Night came too fast and before we knew it, there wasn’t sufficient lighting at all for any pictures. The coldness of the night seeped into the attraction and we were ushered out pretty fast.

We hopped onto these boats and a lady rowed the boat on the small canals sending us back to the entrance. She even sang for us on the boat!

Miraculously, when we alighted from the boat, there was a store selling hats, scarfs and gloves! Anthony and I got a pair each!


Everytime before we know it, it’s time to eat again! :X
Meet Yvonne and Glen!


What awaited us after dinner was a trip down to Zhou Water Village 周庄. This is probably one of the best parts of this tour! Going past the water canals and enjoying the picturesque structures. Suzhou used to be a water town with far from few roads. People had to get around in boats hence it was compared to being the Venice of the East.

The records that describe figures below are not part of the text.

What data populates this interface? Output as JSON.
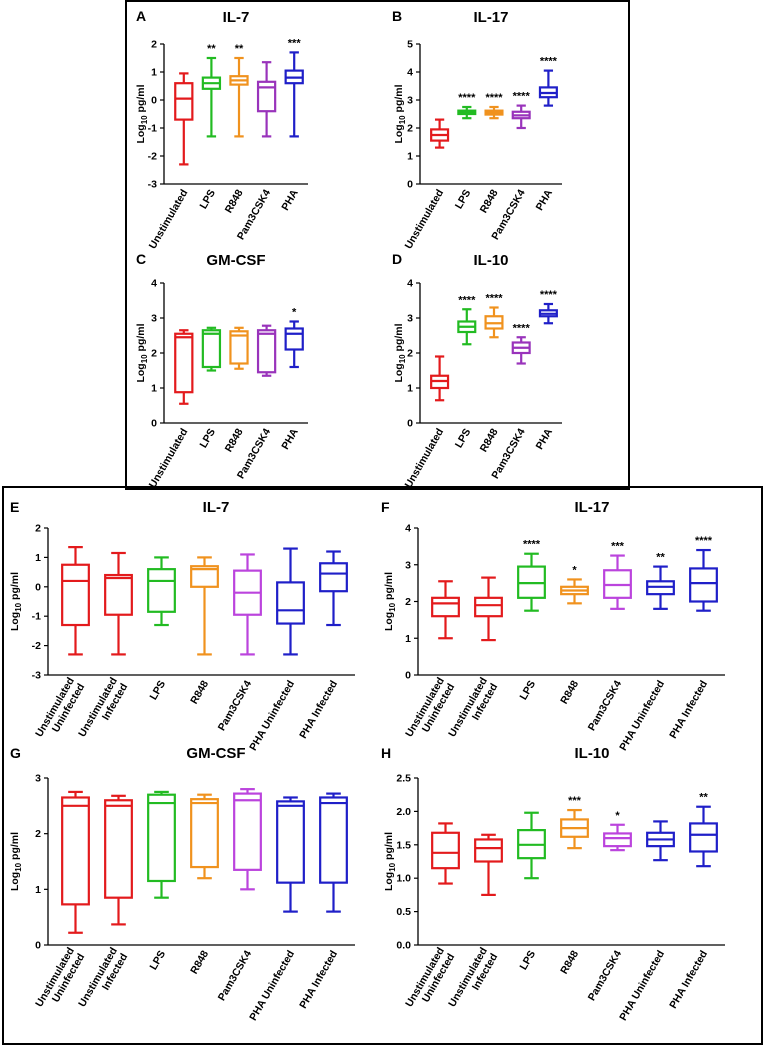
{
  "figure": {
    "y_axis_label": "Log",
    "y_axis_subscript": "10",
    "y_axis_unit": " pg/ml"
  },
  "colors": {
    "red": "#e31a1c",
    "green": "#22bb22",
    "orange": "#f0921e",
    "purple": "#9933bb",
    "magenta": "#bb44dd",
    "blue": "#1f1fc8"
  },
  "chart_data": [
    {
      "id": "A",
      "letter": "A",
      "type": "box",
      "title": "IL-7",
      "ylabel": "Log10 pg/ml",
      "ylim": [
        -3,
        2
      ],
      "yticks": [
        -3,
        -2,
        -1,
        0,
        1,
        2
      ],
      "tick_labels": [
        "-3",
        "-2",
        "-1",
        "0",
        "1",
        "2"
      ],
      "categories": [
        {
          "label": [
            "Unstimulated"
          ],
          "color": "#e31a1c",
          "whisker_low": -2.3,
          "q1": -0.7,
          "median": 0.05,
          "q3": 0.6,
          "whisker_high": 0.95,
          "sig": ""
        },
        {
          "label": [
            "LPS"
          ],
          "color": "#22bb22",
          "whisker_low": -1.3,
          "q1": 0.4,
          "median": 0.6,
          "q3": 0.8,
          "whisker_high": 1.5,
          "sig": "**"
        },
        {
          "label": [
            "R848"
          ],
          "color": "#f0921e",
          "whisker_low": -1.3,
          "q1": 0.55,
          "median": 0.7,
          "q3": 0.85,
          "whisker_high": 1.5,
          "sig": "**"
        },
        {
          "label": [
            "Pam3CSK4"
          ],
          "color": "#9933bb",
          "whisker_low": -1.3,
          "q1": -0.4,
          "median": 0.45,
          "q3": 0.65,
          "whisker_high": 1.35,
          "sig": ""
        },
        {
          "label": [
            "PHA"
          ],
          "color": "#1f1fc8",
          "whisker_low": -1.3,
          "q1": 0.6,
          "median": 0.8,
          "q3": 1.05,
          "whisker_high": 1.7,
          "sig": "***"
        }
      ]
    },
    {
      "id": "B",
      "letter": "B",
      "type": "box",
      "title": "IL-17",
      "ylabel": "Log10 pg/ml",
      "ylim": [
        0,
        5
      ],
      "yticks": [
        0,
        1,
        2,
        3,
        4,
        5
      ],
      "tick_labels": [
        "0",
        "1",
        "2",
        "3",
        "4",
        "5"
      ],
      "categories": [
        {
          "label": [
            "Unstimulated"
          ],
          "color": "#e31a1c",
          "whisker_low": 1.3,
          "q1": 1.55,
          "median": 1.75,
          "q3": 1.95,
          "whisker_high": 2.3,
          "sig": ""
        },
        {
          "label": [
            "LPS"
          ],
          "color": "#22bb22",
          "whisker_low": 2.35,
          "q1": 2.5,
          "median": 2.55,
          "q3": 2.62,
          "whisker_high": 2.75,
          "sig": "****"
        },
        {
          "label": [
            "R848"
          ],
          "color": "#f0921e",
          "whisker_low": 2.35,
          "q1": 2.48,
          "median": 2.55,
          "q3": 2.62,
          "whisker_high": 2.75,
          "sig": "****"
        },
        {
          "label": [
            "Pam3CSK4"
          ],
          "color": "#9933bb",
          "whisker_low": 2.0,
          "q1": 2.35,
          "median": 2.45,
          "q3": 2.58,
          "whisker_high": 2.8,
          "sig": "****"
        },
        {
          "label": [
            "PHA"
          ],
          "color": "#1f1fc8",
          "whisker_low": 2.8,
          "q1": 3.1,
          "median": 3.25,
          "q3": 3.45,
          "whisker_high": 4.05,
          "sig": "****"
        }
      ]
    },
    {
      "id": "C",
      "letter": "C",
      "type": "box",
      "title": "GM-CSF",
      "ylabel": "Log10 pg/ml",
      "ylim": [
        0,
        4
      ],
      "yticks": [
        0,
        1,
        2,
        3,
        4
      ],
      "tick_labels": [
        "0",
        "1",
        "2",
        "3",
        "4"
      ],
      "categories": [
        {
          "label": [
            "Unstimulated"
          ],
          "color": "#e31a1c",
          "whisker_low": 0.55,
          "q1": 0.88,
          "median": 2.45,
          "q3": 2.55,
          "whisker_high": 2.65,
          "sig": ""
        },
        {
          "label": [
            "LPS"
          ],
          "color": "#22bb22",
          "whisker_low": 1.5,
          "q1": 1.6,
          "median": 2.55,
          "q3": 2.65,
          "whisker_high": 2.72,
          "sig": ""
        },
        {
          "label": [
            "R848"
          ],
          "color": "#f0921e",
          "whisker_low": 1.55,
          "q1": 1.7,
          "median": 2.5,
          "q3": 2.62,
          "whisker_high": 2.72,
          "sig": ""
        },
        {
          "label": [
            "Pam3CSK4"
          ],
          "color": "#9933bb",
          "whisker_low": 1.35,
          "q1": 1.45,
          "median": 2.55,
          "q3": 2.65,
          "whisker_high": 2.78,
          "sig": ""
        },
        {
          "label": [
            "PHA"
          ],
          "color": "#1f1fc8",
          "whisker_low": 1.6,
          "q1": 2.1,
          "median": 2.55,
          "q3": 2.7,
          "whisker_high": 2.9,
          "sig": "*"
        }
      ]
    },
    {
      "id": "D",
      "letter": "D",
      "type": "box",
      "title": "IL-10",
      "ylabel": "Log10 pg/ml",
      "ylim": [
        0,
        4
      ],
      "yticks": [
        0,
        1,
        2,
        3,
        4
      ],
      "tick_labels": [
        "0",
        "1",
        "2",
        "3",
        "4"
      ],
      "categories": [
        {
          "label": [
            "Unstimulated"
          ],
          "color": "#e31a1c",
          "whisker_low": 0.65,
          "q1": 1.0,
          "median": 1.2,
          "q3": 1.35,
          "whisker_high": 1.9,
          "sig": ""
        },
        {
          "label": [
            "LPS"
          ],
          "color": "#22bb22",
          "whisker_low": 2.25,
          "q1": 2.6,
          "median": 2.75,
          "q3": 2.9,
          "whisker_high": 3.25,
          "sig": "****"
        },
        {
          "label": [
            "R848"
          ],
          "color": "#f0921e",
          "whisker_low": 2.45,
          "q1": 2.7,
          "median": 2.85,
          "q3": 3.05,
          "whisker_high": 3.3,
          "sig": "****"
        },
        {
          "label": [
            "Pam3CSK4"
          ],
          "color": "#9933bb",
          "whisker_low": 1.7,
          "q1": 2.0,
          "median": 2.15,
          "q3": 2.3,
          "whisker_high": 2.45,
          "sig": "****"
        },
        {
          "label": [
            "PHA"
          ],
          "color": "#1f1fc8",
          "whisker_low": 2.85,
          "q1": 3.05,
          "median": 3.12,
          "q3": 3.22,
          "whisker_high": 3.4,
          "sig": "****"
        }
      ]
    },
    {
      "id": "E",
      "letter": "E",
      "type": "box",
      "title": "IL-7",
      "ylabel": "Log10 pg/ml",
      "ylim": [
        -3,
        2
      ],
      "yticks": [
        -3,
        -2,
        -1,
        0,
        1,
        2
      ],
      "tick_labels": [
        "-3",
        "-2",
        "-1",
        "0",
        "1",
        "2"
      ],
      "categories": [
        {
          "label": [
            "Unstimulated",
            "Uninfected"
          ],
          "color": "#e31a1c",
          "whisker_low": -2.3,
          "q1": -1.3,
          "median": 0.2,
          "q3": 0.75,
          "whisker_high": 1.35,
          "sig": ""
        },
        {
          "label": [
            "Unstimulated",
            "Infected"
          ],
          "color": "#e31a1c",
          "whisker_low": -2.3,
          "q1": -0.95,
          "median": 0.3,
          "q3": 0.4,
          "whisker_high": 1.15,
          "sig": ""
        },
        {
          "label": [
            "LPS"
          ],
          "color": "#22bb22",
          "whisker_low": -1.3,
          "q1": -0.85,
          "median": 0.2,
          "q3": 0.6,
          "whisker_high": 1.0,
          "sig": ""
        },
        {
          "label": [
            "R848"
          ],
          "color": "#f0921e",
          "whisker_low": -2.3,
          "q1": 0.0,
          "median": 0.6,
          "q3": 0.7,
          "whisker_high": 1.0,
          "sig": ""
        },
        {
          "label": [
            "Pam3CSK4"
          ],
          "color": "#bb44dd",
          "whisker_low": -2.3,
          "q1": -0.95,
          "median": -0.2,
          "q3": 0.55,
          "whisker_high": 1.1,
          "sig": ""
        },
        {
          "label": [
            "PHA Uninfected"
          ],
          "color": "#1f1fc8",
          "whisker_low": -2.3,
          "q1": -1.25,
          "median": -0.8,
          "q3": 0.15,
          "whisker_high": 1.3,
          "sig": ""
        },
        {
          "label": [
            "PHA Infected"
          ],
          "color": "#1f1fc8",
          "whisker_low": -1.3,
          "q1": -0.15,
          "median": 0.45,
          "q3": 0.8,
          "whisker_high": 1.2,
          "sig": ""
        }
      ]
    },
    {
      "id": "F",
      "letter": "F",
      "type": "box",
      "title": "IL-17",
      "ylabel": "Log10 pg/ml",
      "ylim": [
        0,
        4
      ],
      "yticks": [
        0,
        1,
        2,
        3,
        4
      ],
      "tick_labels": [
        "0",
        "1",
        "2",
        "3",
        "4"
      ],
      "categories": [
        {
          "label": [
            "Unstimulated",
            "Uninfected"
          ],
          "color": "#e31a1c",
          "whisker_low": 1.0,
          "q1": 1.6,
          "median": 1.95,
          "q3": 2.1,
          "whisker_high": 2.55,
          "sig": ""
        },
        {
          "label": [
            "Unstimulated",
            "Infected"
          ],
          "color": "#e31a1c",
          "whisker_low": 0.95,
          "q1": 1.6,
          "median": 1.9,
          "q3": 2.1,
          "whisker_high": 2.65,
          "sig": ""
        },
        {
          "label": [
            "LPS"
          ],
          "color": "#22bb22",
          "whisker_low": 1.75,
          "q1": 2.1,
          "median": 2.5,
          "q3": 2.95,
          "whisker_high": 3.3,
          "sig": "****"
        },
        {
          "label": [
            "R848"
          ],
          "color": "#f0921e",
          "whisker_low": 1.95,
          "q1": 2.2,
          "median": 2.3,
          "q3": 2.4,
          "whisker_high": 2.6,
          "sig": "*"
        },
        {
          "label": [
            "Pam3CSK4"
          ],
          "color": "#bb44dd",
          "whisker_low": 1.8,
          "q1": 2.1,
          "median": 2.45,
          "q3": 2.85,
          "whisker_high": 3.25,
          "sig": "***"
        },
        {
          "label": [
            "PHA Uninfected"
          ],
          "color": "#1f1fc8",
          "whisker_low": 1.8,
          "q1": 2.2,
          "median": 2.4,
          "q3": 2.55,
          "whisker_high": 2.95,
          "sig": "**"
        },
        {
          "label": [
            "PHA Infected"
          ],
          "color": "#1f1fc8",
          "whisker_low": 1.75,
          "q1": 2.0,
          "median": 2.5,
          "q3": 2.9,
          "whisker_high": 3.4,
          "sig": "****"
        }
      ]
    },
    {
      "id": "G",
      "letter": "G",
      "type": "box",
      "title": "GM-CSF",
      "ylabel": "Log10 pg/ml",
      "ylim": [
        0,
        3
      ],
      "yticks": [
        0,
        1,
        2,
        3
      ],
      "tick_labels": [
        "0",
        "1",
        "2",
        "3"
      ],
      "categories": [
        {
          "label": [
            "Unstimulated",
            "Uninfected"
          ],
          "color": "#e31a1c",
          "whisker_low": 0.22,
          "q1": 0.73,
          "median": 2.5,
          "q3": 2.65,
          "whisker_high": 2.75,
          "sig": ""
        },
        {
          "label": [
            "Unstimulated",
            "Infected"
          ],
          "color": "#e31a1c",
          "whisker_low": 0.37,
          "q1": 0.85,
          "median": 2.5,
          "q3": 2.6,
          "whisker_high": 2.68,
          "sig": ""
        },
        {
          "label": [
            "LPS"
          ],
          "color": "#22bb22",
          "whisker_low": 0.85,
          "q1": 1.15,
          "median": 2.55,
          "q3": 2.7,
          "whisker_high": 2.75,
          "sig": ""
        },
        {
          "label": [
            "R848"
          ],
          "color": "#f0921e",
          "whisker_low": 1.2,
          "q1": 1.4,
          "median": 2.55,
          "q3": 2.62,
          "whisker_high": 2.7,
          "sig": ""
        },
        {
          "label": [
            "Pam3CSK4"
          ],
          "color": "#bb44dd",
          "whisker_low": 1.0,
          "q1": 1.35,
          "median": 2.6,
          "q3": 2.72,
          "whisker_high": 2.8,
          "sig": ""
        },
        {
          "label": [
            "PHA Uninfected"
          ],
          "color": "#1f1fc8",
          "whisker_low": 0.6,
          "q1": 1.12,
          "median": 2.5,
          "q3": 2.58,
          "whisker_high": 2.65,
          "sig": ""
        },
        {
          "label": [
            "PHA Infected"
          ],
          "color": "#1f1fc8",
          "whisker_low": 0.6,
          "q1": 1.12,
          "median": 2.55,
          "q3": 2.65,
          "whisker_high": 2.72,
          "sig": ""
        }
      ]
    },
    {
      "id": "H",
      "letter": "H",
      "type": "box",
      "title": "IL-10",
      "ylabel": "Log10 pg/ml",
      "ylim": [
        0,
        2.5
      ],
      "yticks": [
        0,
        0.5,
        1.0,
        1.5,
        2.0,
        2.5
      ],
      "tick_labels": [
        "0.0",
        "0.5",
        "1.0",
        "1.5",
        "2.0",
        "2.5"
      ],
      "categories": [
        {
          "label": [
            "Unstimulated",
            "Uninfected"
          ],
          "color": "#e31a1c",
          "whisker_low": 0.92,
          "q1": 1.15,
          "median": 1.38,
          "q3": 1.68,
          "whisker_high": 1.82,
          "sig": ""
        },
        {
          "label": [
            "Unstimulated",
            "Infected"
          ],
          "color": "#e31a1c",
          "whisker_low": 0.75,
          "q1": 1.25,
          "median": 1.45,
          "q3": 1.58,
          "whisker_high": 1.65,
          "sig": ""
        },
        {
          "label": [
            "LPS"
          ],
          "color": "#22bb22",
          "whisker_low": 1.0,
          "q1": 1.3,
          "median": 1.5,
          "q3": 1.72,
          "whisker_high": 1.98,
          "sig": ""
        },
        {
          "label": [
            "R848"
          ],
          "color": "#f0921e",
          "whisker_low": 1.45,
          "q1": 1.62,
          "median": 1.75,
          "q3": 1.88,
          "whisker_high": 2.02,
          "sig": "***"
        },
        {
          "label": [
            "Pam3CSK4"
          ],
          "color": "#bb44dd",
          "whisker_low": 1.42,
          "q1": 1.48,
          "median": 1.6,
          "q3": 1.67,
          "whisker_high": 1.8,
          "sig": "*"
        },
        {
          "label": [
            "PHA Uninfected"
          ],
          "color": "#1f1fc8",
          "whisker_low": 1.27,
          "q1": 1.48,
          "median": 1.58,
          "q3": 1.68,
          "whisker_high": 1.85,
          "sig": ""
        },
        {
          "label": [
            "PHA Infected"
          ],
          "color": "#1f1fc8",
          "whisker_low": 1.18,
          "q1": 1.4,
          "median": 1.65,
          "q3": 1.82,
          "whisker_high": 2.07,
          "sig": "**"
        }
      ]
    }
  ]
}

I’m sure if it wasn’t freezing cold I would like to stand outside and marvel at the lighting and sights infront of my very own eyes.




SINGAPORE!!! Y U NO HAVE SUCH NAISE PLACES?


Suzhou 苏州 Hotel – Suzhou Golden Dynasty Hotel 金色皇朝大酒店

In the itinerary for this tour, we always knew that there was 1 optional tour that cost SGD $80/pax. It was later increased to SGD $100/pax with an extra acrobats performance thrown in. I later realized that a couple of the places in this optional tour are merely shopping areas. I wonder what if any passengers from the tour had opted out from this optional tour, would they drop off those who don’t want the tour back at the hotel first? But everyone usually heads to drop off our baggage at the hotel before heading out… I guess they are pretty confident that everyone would take up the package. Frankly, out of the 5-6 things promised on the optional tour, probably only 2 things are worthwhile. So if you ever take up such deals, check if the attractions/areas they’re bringing you to are worthwhile. If they are merely shopping malls/areas then I suggest you do not take it up. The following is an example of an area promised in the optional tour. It was quite boring because due to winter, many shops are closed and it’s simply too cold to walk comfortably in the streets:
Guanqian Street 观前街
“Lying in the downtown core of Suzhou, the main theme of the street involves eating, shopping and entertaining. There are hundreds of shops, restaurants, bars, stores and clubs in old fashioned structures surrounded by colorful signs and neon lights along the street.” – jiangsu.net



Ant and I gave up shopping for stuffs for ourselves and bought snacks instead. I can’t quite remember what the above is called, but it has a pretty unique taste to it, a little bit sour and a whole lot of sweetness.
That marked the end of our Day 2! On Day 3, we headed to Wuxi 无锡 for some fun. I have heard of this city before but I have never got to know what could be so unique about her. In Wuxi 无锡, we were brought to visit Three Kingdoms City 无锡三国城 as well as Purple Sand Teapot Museum 紫砂壶博物馆!